Lynch Layoffs

With the State Employee Association turning down the contract offered to them with 19 furlough days Gov Lynch now must follow through with his alternative option, layoffs.

Now I'll start by saying no one ever wants to see layoffs but once in a while they are necessary. 

In the private sector, when times are good companies begin hiring.  They create new positions and hire positions to make life easier for everyone in the office but that position created may not be one that's truly needed.  Unlike the developer or assembly line worker who actually create something of value that helps generate income for the company, the new position may just make it easier to report on sales or keep the building cleaner.  They are nice to have and all those working there appreciate the work being done but in the end the positions may not actually bring profit to the company.

When times are bad companies need to tighten their belts and in doing so they look to cut the fat from department payrolls.  They look at each position and determine which ones bring in value to the company and which ones don't.  The nice to have positions that make life easy for those around them but do not bring in profit are unfortunately cut but that allows the company to improve and grow.  Getting through the hard times often times leaves the company stronger and able to grow even more once the good times come back.
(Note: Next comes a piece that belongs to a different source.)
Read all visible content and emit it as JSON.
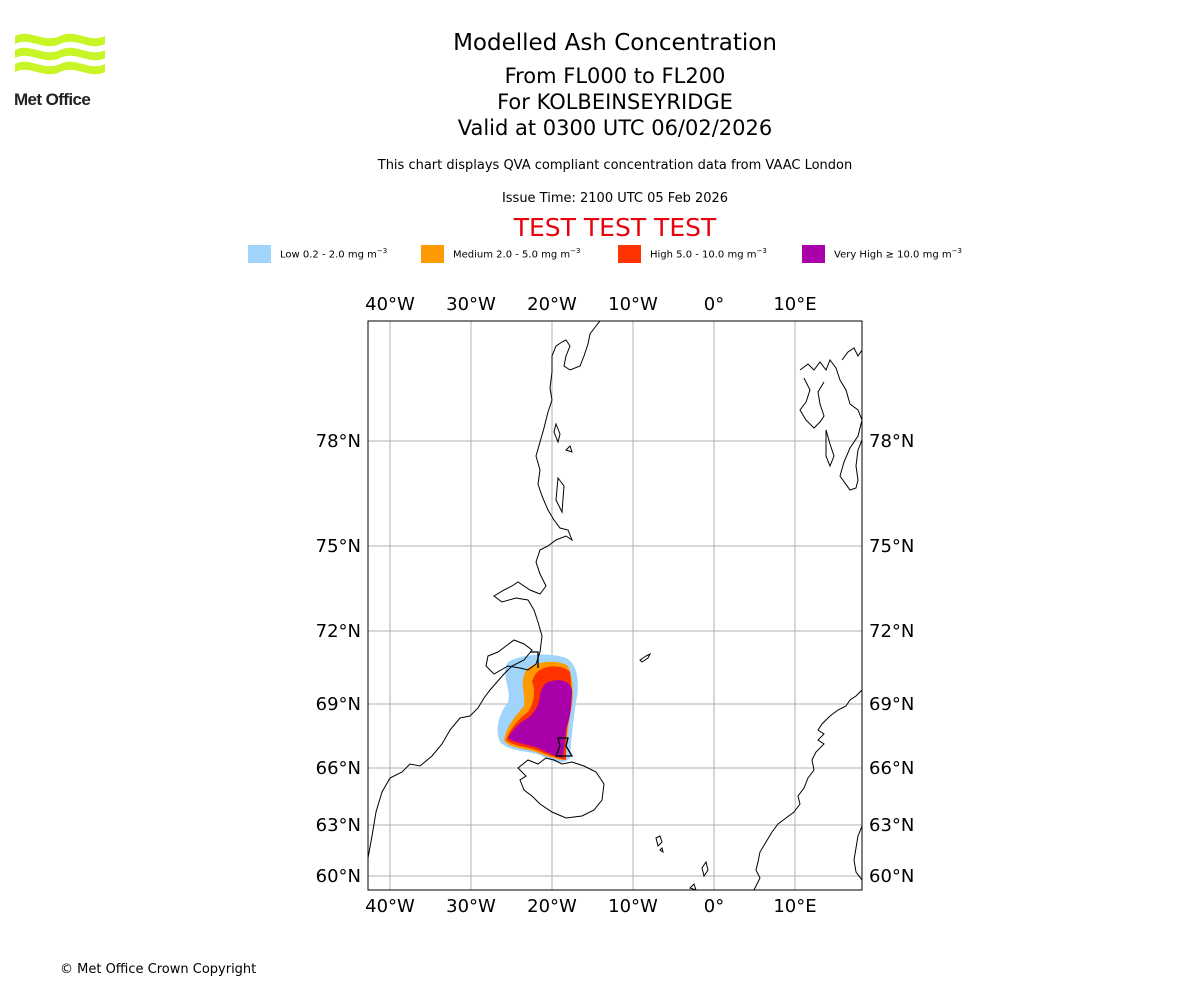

When it comes to government, it's not often we see this.  When times are bad they seek reasons to continue to grow.  NH for the last few years has done this.  Despite warnings from Republicans, the Democrats in charge of every branch of NH government continued to grow and grow and grow.  Only now that the entire nation is at the verge of bankruptcy and the state is left bleeding money do they find they need to find ways to stop the bleeding.

Lynch attempted to stop the bleeding with a band-aid which would have covered up the problem temporarily but the union rejected it.  Now he's forced to step up and do what he should have done from the start and trim the fat.

And while Lynch finally steps up and makes the right choice, the union fights back apparently unaware that they work for the tax payers instead of the other way around.  This is demonstrated in the Union Leader article found HERE.

"Even under the threat of massive layoffs, our members have stood strong in their fight for a fair and reasonable solution to this budget crisis," said Gary Smith, president of the State Employees Association.


Smith said Lynch has other options instead of layoffs. They include not filling 1,359 vacant positions, tapping some $76 million in the Rainy Day Fund and eliminating the "rehired retirees" -- retired state workers hired as consultants who, Smith said, earn $74 an hour.

How many $74 an hour consultants does the state have?  Perhaps that too is why we've gotten into the problem we're in now.

But here's the real kicker...

Chuck Koontz, a Health and Human Services employee who works in child-support enforcement, voted against the contract.

"If you're laid off, you can always get rehired, but if you agree to a pay cut, no one's going to come around and increase your pay," said Koontz, who sits on the SEA board of directors.

That folks is the mentality of the average state worker.  That is why they voted down the contract.  They saw it as a win win.  They know if they are cut they'll simply apply for a different position or come back once everything blows over.  The know full well the budget will shrink for the short term but bounce right back to it's full bloated level.

What I'm finding the most interesting in this whole thing is how it's playing off.  Typically it's the Republicans who are left being forced to tighten the belts and the Democrats who support ever growing government can easily paint them out as the bad guys.  Lynch is a Democrat so which side will be left looking like the villain in this one?